15,000 Bosnian Troops Converge For Offensive U.N. Peacekeepers Unable To Confirm Where It Might Start
More than 15,000 government troops converged north of Sarajevo on Wednesday, as their leaders said they were ready to break the three-year-old Serb siege of the Bosnian capital.
U.N. peacekeepers, restricted in movement by both sides, reported the troop movement but could not confirm when or where an offensive might begin.
A government attempt to break the siege would likely engulf Sarajevo and other Muslim enclaves in ferocious warfare with the Bosnian Serbs who surround them, and possibly lead to hundreds of civilian deaths.

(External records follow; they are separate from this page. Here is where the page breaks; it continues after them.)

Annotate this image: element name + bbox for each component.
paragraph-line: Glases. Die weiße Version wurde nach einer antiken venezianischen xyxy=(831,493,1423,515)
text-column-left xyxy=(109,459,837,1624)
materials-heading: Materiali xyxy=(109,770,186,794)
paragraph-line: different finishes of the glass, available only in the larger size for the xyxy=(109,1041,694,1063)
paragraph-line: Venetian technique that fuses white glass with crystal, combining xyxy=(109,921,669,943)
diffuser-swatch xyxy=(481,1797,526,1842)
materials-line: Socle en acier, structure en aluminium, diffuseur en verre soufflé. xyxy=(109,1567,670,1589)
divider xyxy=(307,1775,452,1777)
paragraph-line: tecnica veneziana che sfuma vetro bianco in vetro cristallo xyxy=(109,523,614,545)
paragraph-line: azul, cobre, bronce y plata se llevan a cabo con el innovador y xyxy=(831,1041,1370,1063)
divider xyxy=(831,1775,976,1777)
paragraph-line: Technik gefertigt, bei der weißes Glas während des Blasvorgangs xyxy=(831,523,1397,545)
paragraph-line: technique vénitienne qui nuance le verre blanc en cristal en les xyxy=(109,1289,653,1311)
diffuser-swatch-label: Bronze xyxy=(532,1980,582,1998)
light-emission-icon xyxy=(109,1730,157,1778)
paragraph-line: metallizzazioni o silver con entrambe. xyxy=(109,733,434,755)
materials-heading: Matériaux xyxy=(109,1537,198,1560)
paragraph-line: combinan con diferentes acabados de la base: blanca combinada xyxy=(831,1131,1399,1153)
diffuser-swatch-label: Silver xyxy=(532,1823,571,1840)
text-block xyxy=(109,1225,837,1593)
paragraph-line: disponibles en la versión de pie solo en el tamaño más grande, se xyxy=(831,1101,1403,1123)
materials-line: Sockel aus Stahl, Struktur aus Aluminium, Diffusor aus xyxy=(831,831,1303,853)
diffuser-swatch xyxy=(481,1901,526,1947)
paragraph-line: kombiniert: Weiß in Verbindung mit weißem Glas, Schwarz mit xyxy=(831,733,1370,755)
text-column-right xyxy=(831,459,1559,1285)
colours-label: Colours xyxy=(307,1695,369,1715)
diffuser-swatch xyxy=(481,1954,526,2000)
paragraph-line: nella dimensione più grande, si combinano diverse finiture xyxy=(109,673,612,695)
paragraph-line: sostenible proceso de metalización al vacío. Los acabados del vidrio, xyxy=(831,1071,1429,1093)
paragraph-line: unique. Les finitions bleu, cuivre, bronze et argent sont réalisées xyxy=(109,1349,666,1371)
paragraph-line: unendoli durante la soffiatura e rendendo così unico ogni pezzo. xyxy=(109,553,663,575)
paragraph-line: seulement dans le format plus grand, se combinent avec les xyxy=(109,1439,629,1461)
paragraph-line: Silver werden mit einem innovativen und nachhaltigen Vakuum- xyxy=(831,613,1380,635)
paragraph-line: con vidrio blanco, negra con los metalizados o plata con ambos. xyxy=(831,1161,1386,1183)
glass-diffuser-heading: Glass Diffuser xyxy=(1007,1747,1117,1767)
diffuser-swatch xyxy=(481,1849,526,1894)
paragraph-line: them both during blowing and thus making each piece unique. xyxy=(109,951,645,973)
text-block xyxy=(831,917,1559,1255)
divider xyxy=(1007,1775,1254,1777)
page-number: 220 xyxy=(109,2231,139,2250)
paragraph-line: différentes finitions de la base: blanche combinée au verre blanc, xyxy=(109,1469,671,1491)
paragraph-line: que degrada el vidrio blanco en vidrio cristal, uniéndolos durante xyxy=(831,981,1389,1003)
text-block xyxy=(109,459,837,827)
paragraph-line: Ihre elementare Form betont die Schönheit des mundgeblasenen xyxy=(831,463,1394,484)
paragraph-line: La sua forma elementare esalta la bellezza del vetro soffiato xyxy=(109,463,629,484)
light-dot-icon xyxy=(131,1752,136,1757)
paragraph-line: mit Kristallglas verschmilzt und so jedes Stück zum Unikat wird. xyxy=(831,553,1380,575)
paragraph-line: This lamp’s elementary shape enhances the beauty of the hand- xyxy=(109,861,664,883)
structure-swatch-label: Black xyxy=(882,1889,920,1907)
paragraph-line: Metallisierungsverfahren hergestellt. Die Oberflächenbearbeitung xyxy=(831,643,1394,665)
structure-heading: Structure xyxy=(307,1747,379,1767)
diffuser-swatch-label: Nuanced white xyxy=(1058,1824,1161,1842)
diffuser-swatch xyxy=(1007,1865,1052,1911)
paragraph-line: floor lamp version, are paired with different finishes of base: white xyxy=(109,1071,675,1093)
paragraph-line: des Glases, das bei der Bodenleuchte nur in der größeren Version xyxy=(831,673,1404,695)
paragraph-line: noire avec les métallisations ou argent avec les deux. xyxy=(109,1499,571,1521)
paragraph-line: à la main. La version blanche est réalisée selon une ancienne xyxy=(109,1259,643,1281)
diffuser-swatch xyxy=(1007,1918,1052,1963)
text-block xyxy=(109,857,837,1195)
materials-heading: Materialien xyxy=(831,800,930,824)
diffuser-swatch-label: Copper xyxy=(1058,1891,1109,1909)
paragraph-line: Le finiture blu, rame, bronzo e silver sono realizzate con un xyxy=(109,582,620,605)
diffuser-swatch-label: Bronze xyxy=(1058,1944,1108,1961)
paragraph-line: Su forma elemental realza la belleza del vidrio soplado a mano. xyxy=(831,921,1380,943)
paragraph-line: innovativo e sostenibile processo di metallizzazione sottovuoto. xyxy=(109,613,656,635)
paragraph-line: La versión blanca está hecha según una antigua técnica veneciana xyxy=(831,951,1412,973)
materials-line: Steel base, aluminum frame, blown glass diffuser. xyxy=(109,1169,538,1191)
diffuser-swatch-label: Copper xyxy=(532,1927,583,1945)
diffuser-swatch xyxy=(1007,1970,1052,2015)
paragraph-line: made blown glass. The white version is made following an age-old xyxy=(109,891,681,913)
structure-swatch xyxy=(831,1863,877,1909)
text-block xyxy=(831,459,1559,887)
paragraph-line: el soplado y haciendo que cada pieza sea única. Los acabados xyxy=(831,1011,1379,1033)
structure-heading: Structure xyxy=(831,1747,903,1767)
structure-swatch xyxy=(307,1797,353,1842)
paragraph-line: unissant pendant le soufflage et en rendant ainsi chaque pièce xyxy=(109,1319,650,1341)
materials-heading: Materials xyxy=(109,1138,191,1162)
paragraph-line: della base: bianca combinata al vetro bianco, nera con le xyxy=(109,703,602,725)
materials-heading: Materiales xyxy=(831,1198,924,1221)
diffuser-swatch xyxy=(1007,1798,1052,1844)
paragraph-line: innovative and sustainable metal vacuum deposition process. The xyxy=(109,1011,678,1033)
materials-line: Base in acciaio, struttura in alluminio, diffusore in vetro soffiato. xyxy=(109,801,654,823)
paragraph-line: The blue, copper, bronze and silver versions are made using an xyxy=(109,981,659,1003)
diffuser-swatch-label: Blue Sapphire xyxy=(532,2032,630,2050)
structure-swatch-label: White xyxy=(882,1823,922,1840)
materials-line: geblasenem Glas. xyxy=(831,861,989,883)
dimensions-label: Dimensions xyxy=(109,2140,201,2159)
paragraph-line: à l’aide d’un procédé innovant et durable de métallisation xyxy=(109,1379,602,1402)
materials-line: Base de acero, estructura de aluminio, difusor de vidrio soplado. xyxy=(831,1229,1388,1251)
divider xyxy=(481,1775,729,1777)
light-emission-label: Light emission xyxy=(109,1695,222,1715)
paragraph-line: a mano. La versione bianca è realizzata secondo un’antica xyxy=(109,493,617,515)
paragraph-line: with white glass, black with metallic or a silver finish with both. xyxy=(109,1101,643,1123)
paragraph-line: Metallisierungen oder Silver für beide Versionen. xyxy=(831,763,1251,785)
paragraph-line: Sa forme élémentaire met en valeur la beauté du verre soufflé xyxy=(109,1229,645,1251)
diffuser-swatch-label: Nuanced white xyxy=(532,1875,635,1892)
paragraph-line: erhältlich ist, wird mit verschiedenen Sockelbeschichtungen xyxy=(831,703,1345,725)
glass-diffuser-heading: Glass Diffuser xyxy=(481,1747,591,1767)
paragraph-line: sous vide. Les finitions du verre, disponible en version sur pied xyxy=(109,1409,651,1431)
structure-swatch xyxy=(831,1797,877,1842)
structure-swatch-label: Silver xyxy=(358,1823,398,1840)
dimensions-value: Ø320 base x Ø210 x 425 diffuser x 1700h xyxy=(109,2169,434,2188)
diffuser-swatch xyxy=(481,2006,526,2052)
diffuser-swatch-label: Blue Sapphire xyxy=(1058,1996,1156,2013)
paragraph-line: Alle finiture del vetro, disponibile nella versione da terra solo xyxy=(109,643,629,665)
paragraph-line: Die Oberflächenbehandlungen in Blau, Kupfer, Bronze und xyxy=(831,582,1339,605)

“We have said very clearly that we cannot live through another winter of siege,” Bosnia’s foreign minister, Muhamed Sacribey, said in Vienna. “Draw your own conclusions.”
Sarajevo’s mayor, Tarik Kupusovic, was blunter.
“It is time to act after three years of siege,” he told reporters. “We are ready for the liberation of the city.”
Bosnia President Alija Izetbegovic went further Wednesday, saying he might ask U.N. forces to leave the shattered republic if peacekeepers try to stand in his military’s way.
Peacekeepers “cannot act against the interests of Republic of Bosnia-Herzegovina,” Izetbegovic said. “If that became the case, their stay here would be terminated.”
Lt. Paul D’Orsonnens, a Canadian peacekeeper based at Visoko, said 15,000 men or more had gathered around Ilijas, some seven miles north of Sarajevo, and were fanning west toward Visoko.
Maj. Gen. Dragomir Milosevic, commander of Serb forces around Sarajevo, said any government offensive would result in an immediate counterattack in which the government “apart from losing soldiers would also lose territory.”